CA Lyon, 3e ch. civ. B, 2 juillet 2009, n° 08-06424

LYON

Arrêt

Confirmation

PARTIES

Demandeur :

AST Groupe (SA)

Défendeur :

Planet Voile (SARL)

COMPOSITION DE LA JURIDICTION

Président :

Mme Flise

Conseillers :

Mme Devalette, M. Maunier

Avoués :

SCP Ligier De Mauroy- Ligier, SCP Baufume-Sourbe

Avocats :

SCP Delrue & Boyer, Mes Bouzerda, Boumediene

T. com. Lyon, du 2 sept. 2008

2 septembre 2008

Le 22 décembre 2006, la société AST Groupe qui a pour activité la construction de maisons individuelles a signé avec la société Planet Voile un contrat de sponsoring pour les saisons de compétition de course à voile du navigateur Marc Emig pour 2007, 2008 et 2009. Ce contrat a défini le programme sportif pour 2007, prévu l'achat par Planet Voile d'un bateau de 400 000 euro pour la participation aux course de la Class 40 et fixé plusieurs objectifs cumulatifs de résultats qui n'ont pas été atteints sur l'année.
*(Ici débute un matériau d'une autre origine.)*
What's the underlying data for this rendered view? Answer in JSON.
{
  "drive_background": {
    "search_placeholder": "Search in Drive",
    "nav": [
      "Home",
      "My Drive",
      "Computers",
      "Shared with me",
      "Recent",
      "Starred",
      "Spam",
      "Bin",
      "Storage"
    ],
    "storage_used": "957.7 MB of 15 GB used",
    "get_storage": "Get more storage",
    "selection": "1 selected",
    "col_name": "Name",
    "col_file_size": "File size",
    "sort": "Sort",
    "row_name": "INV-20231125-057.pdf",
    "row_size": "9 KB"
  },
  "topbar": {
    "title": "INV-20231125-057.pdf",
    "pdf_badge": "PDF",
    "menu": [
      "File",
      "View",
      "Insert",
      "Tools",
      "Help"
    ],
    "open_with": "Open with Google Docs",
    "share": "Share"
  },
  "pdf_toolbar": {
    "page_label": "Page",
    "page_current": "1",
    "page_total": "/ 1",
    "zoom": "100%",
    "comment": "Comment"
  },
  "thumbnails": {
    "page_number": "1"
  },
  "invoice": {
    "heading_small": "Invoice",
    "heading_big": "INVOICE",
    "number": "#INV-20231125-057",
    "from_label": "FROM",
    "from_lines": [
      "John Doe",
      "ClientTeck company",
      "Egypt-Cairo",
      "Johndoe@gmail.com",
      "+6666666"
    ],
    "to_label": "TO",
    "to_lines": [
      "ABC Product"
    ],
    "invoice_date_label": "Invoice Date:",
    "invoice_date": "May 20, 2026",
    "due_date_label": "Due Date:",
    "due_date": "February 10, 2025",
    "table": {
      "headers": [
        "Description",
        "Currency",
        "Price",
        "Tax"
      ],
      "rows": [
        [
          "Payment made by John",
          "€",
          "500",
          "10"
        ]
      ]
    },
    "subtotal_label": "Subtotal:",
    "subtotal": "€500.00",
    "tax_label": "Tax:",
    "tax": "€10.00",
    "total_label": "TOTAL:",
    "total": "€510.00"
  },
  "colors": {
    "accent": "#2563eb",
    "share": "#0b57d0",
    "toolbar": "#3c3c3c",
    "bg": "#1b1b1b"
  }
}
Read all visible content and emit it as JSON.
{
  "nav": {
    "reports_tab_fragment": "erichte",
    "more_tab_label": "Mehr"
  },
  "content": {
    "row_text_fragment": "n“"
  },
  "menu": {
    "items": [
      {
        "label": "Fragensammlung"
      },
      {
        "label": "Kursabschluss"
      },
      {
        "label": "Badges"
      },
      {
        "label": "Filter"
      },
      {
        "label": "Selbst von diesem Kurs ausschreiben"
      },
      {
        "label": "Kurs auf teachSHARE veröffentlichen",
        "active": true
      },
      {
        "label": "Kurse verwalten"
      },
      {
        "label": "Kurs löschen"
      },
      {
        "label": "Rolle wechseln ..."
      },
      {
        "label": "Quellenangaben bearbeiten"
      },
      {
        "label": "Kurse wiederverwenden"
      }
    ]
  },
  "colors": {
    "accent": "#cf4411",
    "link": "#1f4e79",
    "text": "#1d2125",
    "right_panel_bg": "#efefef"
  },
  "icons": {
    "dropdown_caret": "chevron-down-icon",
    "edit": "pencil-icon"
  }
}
Le 14 décembre 2007, a eu lieu la réunion annuelle entre les deux partenaires.

Par lettre datée du 21 décembre 2007, reçue le 9 janvier 2008 par la société Planet Voile, la société AST Groupe a annoncé mettre fin unilatéralement au contrat, notamment, pour défaut de résultats sportifs, objectifs d'image altérés par des retards importants dans la mise à l'eau d'un nouveau bateau, puis par son abandon, décoration du bateau ne respectant pas la charte graphique.

La société Planet Voile a contesté cette rupture anticipée au visa de l'article 5 du contrat faisant obligation de recourir préalablement à une procédure de conciliation amiable.

Le 11 février 2008, la société AST Groupe a adressé un courrier mettant fin définitivement au partenariat à effet du 21 décembre 2007.

La société Planet Voile a été autorisée à assigner en urgence la société AST Groupe, ce qu'elle a fait par exploit du 14 avril 2008, pour obtenir, avec exécution provisoire, paiement d'une somme de 275 000 euro HT outre 80 000 euro HT d'indemnité de rupture et 5 000 euro d'indemnité de procédure.

Par jugement du 2 septembre 2008, le Tribunal de commerce de Lyon

- a fixé la dénonciation du contrat à la date du 11 février 2008 et dit que le contrat signé le 22 décembre 2006 s'est prorogé le 23 décembre 2007 pour une nouvelle période d'un an ;

- a condamné en conséquence la société AST Groupe à payer à la société Planet Voile la somme de 275 000 euro HT correspondant à l'engagement contractuel 2008,

- a débouté la société Planet Voile de sa demande d'indemnité de rupture,

- a rejeté l'ensemble des demandes de la société AST Groupe,

- l'a condamnée à verser une indemnité de procédure de 2 000 euro,

- a ordonné l'exécution provisoire du jugement.

Par déclaration du 11 septembre 2008, la société AST Groupe a interjeté appel du jugement.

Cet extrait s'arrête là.